2019 lief bisher nicht alles nach Plan. Der Jahresbeginn wurde, so vermutet Burke heute, durch den Influenza-Ausbruch vermasselt. „wir haben ja praktisch nur noch getestet, dass hat viele zurückgeworfen“. Nach zwei Niederlagen gewann Laurens erneut im Ausland; im französischen Deauville. Ihr Sieg im Prix Rothschild war ihr insgesamt sechster Gruppe1-Erfolg. Optisch hat sich Laurens in diesem Jahr noch einmal verbessert, auch wenn sie von Anfang an durch ihren Rahmen, ihr starkes Fundament und ihr sprechendes Gesicht begeisterte; inzwischen hat die kapitale Stute beinahe Hengstausmaße. Hinzu kommt, dass kaum ein Trainer seine Pferde so sorgsam gepflegt herausbringt wie Burke; seine Schützlinge gewinnen „best-turned-out“ Preise am laufenden Band.
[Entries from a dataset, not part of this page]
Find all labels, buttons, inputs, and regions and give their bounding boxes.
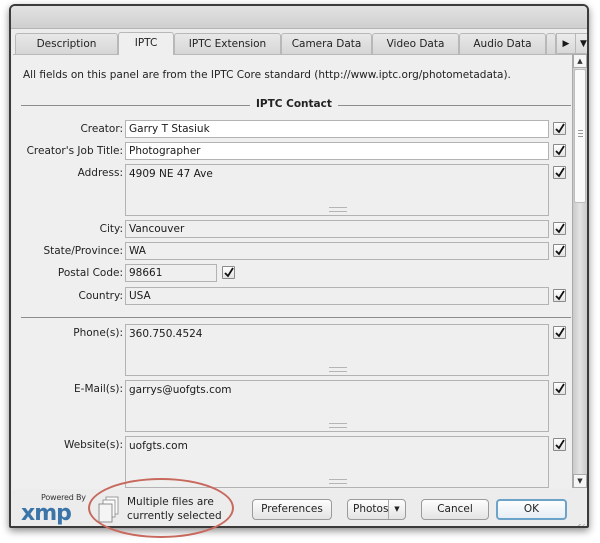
title-bar[interactable] — [11, 6, 587, 29]
check-icon — [555, 383, 565, 394]
state-label: State/Province: — [43, 245, 123, 257]
tab-description[interactable]: Description — [15, 33, 118, 54]
panel-info-text: All fields on this panel are from the IP… — [23, 69, 511, 81]
tab-camera-data[interactable]: Camera Data — [281, 33, 372, 54]
email-textarea[interactable]: garrys@uofgts.com — [125, 380, 549, 432]
city-checkbox[interactable] — [553, 222, 566, 235]
tab-overflow — [546, 33, 556, 54]
check-icon — [555, 245, 565, 256]
check-icon — [555, 327, 565, 338]
country-input[interactable]: USA — [125, 287, 549, 305]
address-value: 4909 NE 47 Ave — [129, 168, 213, 180]
state-input[interactable]: WA — [125, 242, 549, 260]
email-checkbox[interactable] — [553, 382, 566, 395]
website-checkbox[interactable] — [553, 438, 566, 451]
scroll-thumb[interactable] — [574, 69, 586, 203]
scroll-down-icon[interactable]: ▼ — [573, 474, 587, 488]
vertical-scrollbar[interactable]: ▲ ▼ — [572, 54, 587, 488]
job-title-label: Creator's Job Title: — [26, 145, 123, 157]
phone-label: Phone(s): — [73, 327, 123, 339]
email-label: E-Mail(s): — [74, 383, 123, 395]
tab-iptc-extension[interactable]: IPTC Extension — [174, 33, 281, 54]
check-icon — [555, 123, 565, 134]
job-title-input[interactable]: Photographer — [125, 142, 549, 160]
scroll-up-icon[interactable]: ▲ — [573, 54, 587, 68]
file-info-dialog: Description IPTC IPTC Extension Camera D… — [9, 4, 589, 528]
resize-grip[interactable] — [329, 479, 347, 484]
resize-grip[interactable] — [329, 367, 347, 372]
section-divider-2 — [21, 317, 571, 318]
email-value: garrys@uofgts.com — [129, 384, 232, 396]
city-input[interactable]: Vancouver — [125, 220, 549, 238]
postal-code-input[interactable]: 98661 — [125, 264, 217, 282]
xmp-logo: xmp — [21, 501, 72, 526]
postal-code-checkbox[interactable] — [222, 266, 235, 279]
iptc-panel: All fields on this panel are from the IP… — [13, 54, 572, 489]
check-icon — [555, 167, 565, 178]
website-label: Website(s): — [63, 439, 123, 451]
tab-iptc[interactable]: IPTC — [118, 32, 174, 55]
preferences-button[interactable]: Preferences — [252, 499, 332, 520]
state-checkbox[interactable] — [553, 244, 566, 257]
address-checkbox[interactable] — [553, 166, 566, 179]
section-title: IPTC Contact — [250, 98, 338, 110]
annotation-ellipse — [88, 478, 234, 538]
phone-value: 360.750.4524 — [129, 328, 203, 340]
tab-bar: Description IPTC IPTC Extension Camera D… — [15, 32, 587, 55]
grip-icon — [578, 130, 583, 138]
tab-audio-data[interactable]: Audio Data — [459, 33, 546, 54]
country-label: Country: — [78, 290, 124, 302]
website-value: uofgts.com — [129, 440, 188, 452]
window-resize-grip[interactable] — [577, 524, 587, 526]
job-title-checkbox[interactable] — [553, 144, 566, 157]
postal-code-label: Postal Code: — [57, 267, 123, 279]
address-label: Address: — [77, 167, 123, 179]
check-icon — [555, 223, 565, 234]
creator-checkbox[interactable] — [553, 122, 566, 135]
address-textarea[interactable]: 4909 NE 47 Ave — [125, 164, 549, 216]
city-label: City: — [99, 223, 123, 235]
creator-input[interactable]: Garry T Stasiuk — [125, 120, 549, 138]
resize-grip[interactable] — [329, 423, 347, 428]
phone-textarea[interactable]: 360.750.4524 — [125, 324, 549, 376]
tab-video-data[interactable]: Video Data — [372, 33, 459, 54]
tab-next-icon[interactable]: ▶ — [556, 33, 576, 54]
resize-grip[interactable] — [329, 207, 347, 212]
country-checkbox[interactable] — [553, 289, 566, 302]
chevron-down-icon[interactable]: ▼ — [388, 500, 405, 519]
check-icon — [555, 439, 565, 450]
tab-menu-icon[interactable]: ▼ — [575, 33, 587, 54]
template-dropdown[interactable]: Photos ▼ — [347, 499, 406, 520]
check-icon — [555, 145, 565, 156]
phone-checkbox[interactable] — [553, 326, 566, 339]
check-icon — [555, 290, 565, 301]
template-value: Photos — [353, 503, 389, 515]
check-icon — [224, 267, 234, 278]
ok-button[interactable]: OK — [496, 499, 567, 520]
cancel-button[interactable]: Cancel — [421, 499, 489, 520]
creator-label: Creator: — [80, 123, 123, 135]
Auch in York war Laurens eine Augenweide, ihre Niederlage – mit Nase- ärgerlich, aber kein Beinbruch; sie trug über sechs Kilo mehr als der Sieger, „der Start passte einfach in ihr Trainingsprogramm“. 

Es könnte sehr wohl ihr letzter Auftritt auf britischen Boden gewesen sein; „natürlich“ hat Burke die Reiseroute schon geplant. In Irland soll der Sieg in den Matron-Stakes wiederholt werden, dann könnte sie im Forét am Arc-Wochenende erneut über 1400m laufen, „ihre Zwischenzeiten im Prix Rothschild waren die eines Sprinters.“ Ein Start beim Breeder´s Cup war schon Ende 2018 Burkes´ Traum, doch Besitzer Dance legt bisher sein Veto ein; die Skandale um das Geläuf in Santa Anita sind ihm nicht geheuer. Dem Vernehmen nach soll Laurens dann Ende des Jahres Mutterstute werden; was muss sie noch beweisen? Burkes jüngster Erfolg in Yorks prestigereichen Lowther Stakes zeigte mehr als deutlich, dass der Nachwuchs bereits in den Startlöchern steht. Doch Laurens wird eine Lücke hinterlassen, die kein Pferd so schnell wird schließen können.